Four illustrations showing the progression of yellow fever. Etienne Pariset and André Mazet, 1820.
National Library of Medicine
exhibit / science

Politics of Yellow Fever in Alexander Hamilton's America

Yellow fever ravaged Philadelphia in 1793, touching nearly everyone in the city.
Yellow fever ravaged Philadelphia in 1793. The deadly disease touched nearly everyone in the city: young and old, white and African American, wealthy and poor, religious and secular.

No one really knew what caused the disease or how to treat it.

As yellow fever consumed Philadelphia, politicians debated the disease’s origins, its treatment, and preventative measures. Secretary of the Treasury Alexander Hamilton, a prominent Federalist, believed that newly arrived, white, French refugees fleeing the revolution in Santo Domingo (now Haiti) were the source of the disease. Hamilton and other Federalists favored actions like closing the ports and restricting immigration to stem the epidemic. By publishing his opinions about the epidemic and its treatment in newspapers, Hamilton turned what had been a medical question into a political dispute.

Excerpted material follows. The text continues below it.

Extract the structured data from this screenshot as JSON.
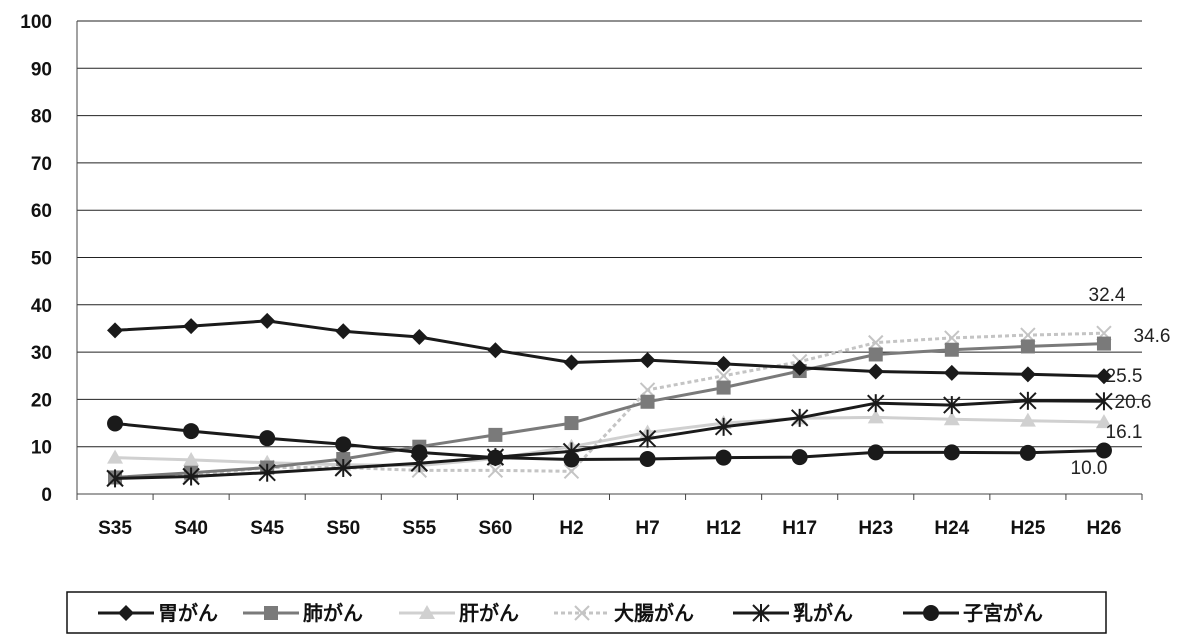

The medical community disagreed on the causes and treatment for yellow fever. Dr. Benjamin Rush, a prominent physician, signer of the Declaration of Independence, and opponent of Hamilton’s politics, emerged as the figurehead for the faction of physicians who believed the epidemic developed from miasma, or impure air, in Philadelphia. Rush supported efforts to improve sanitation to eliminate yellow fever.

Rush’s ideas about the treatment of yellow fever were controversial among both physicians and the public. Although he drew on a medical tradition that employed aggressive bleeding, purging, and large doses of mercury to treat disease, these treatments were falling out of favor. Hamilton and his peers tended to favor the gentler bark and wine cure, sometimes called the “West India cure.” Because neither treatment plan was particularly effective, the decision to choose one or the other became linked to political preferences.

Within a month of yellow fever’s arrival in Philadelphia, the city, state, and federal governments had essentially stopped functioning. A group of private citizens came together to organize desperately needed relief services. Known simply as “The Committee,” this group ran Bush-Hill Hospital, operated an orphanage, and provided supplies to the poor.

Philadelphia’s free African American residents kept the city from total collapse. At the outset of the epidemic, white physicians erroneously thought that African Americans were immune from yellow fever and called on them for help. African Americans provided the bulk of the nursing care and manual labor required to sustain the city, although they were excluded from the official work and leadership of The Committee.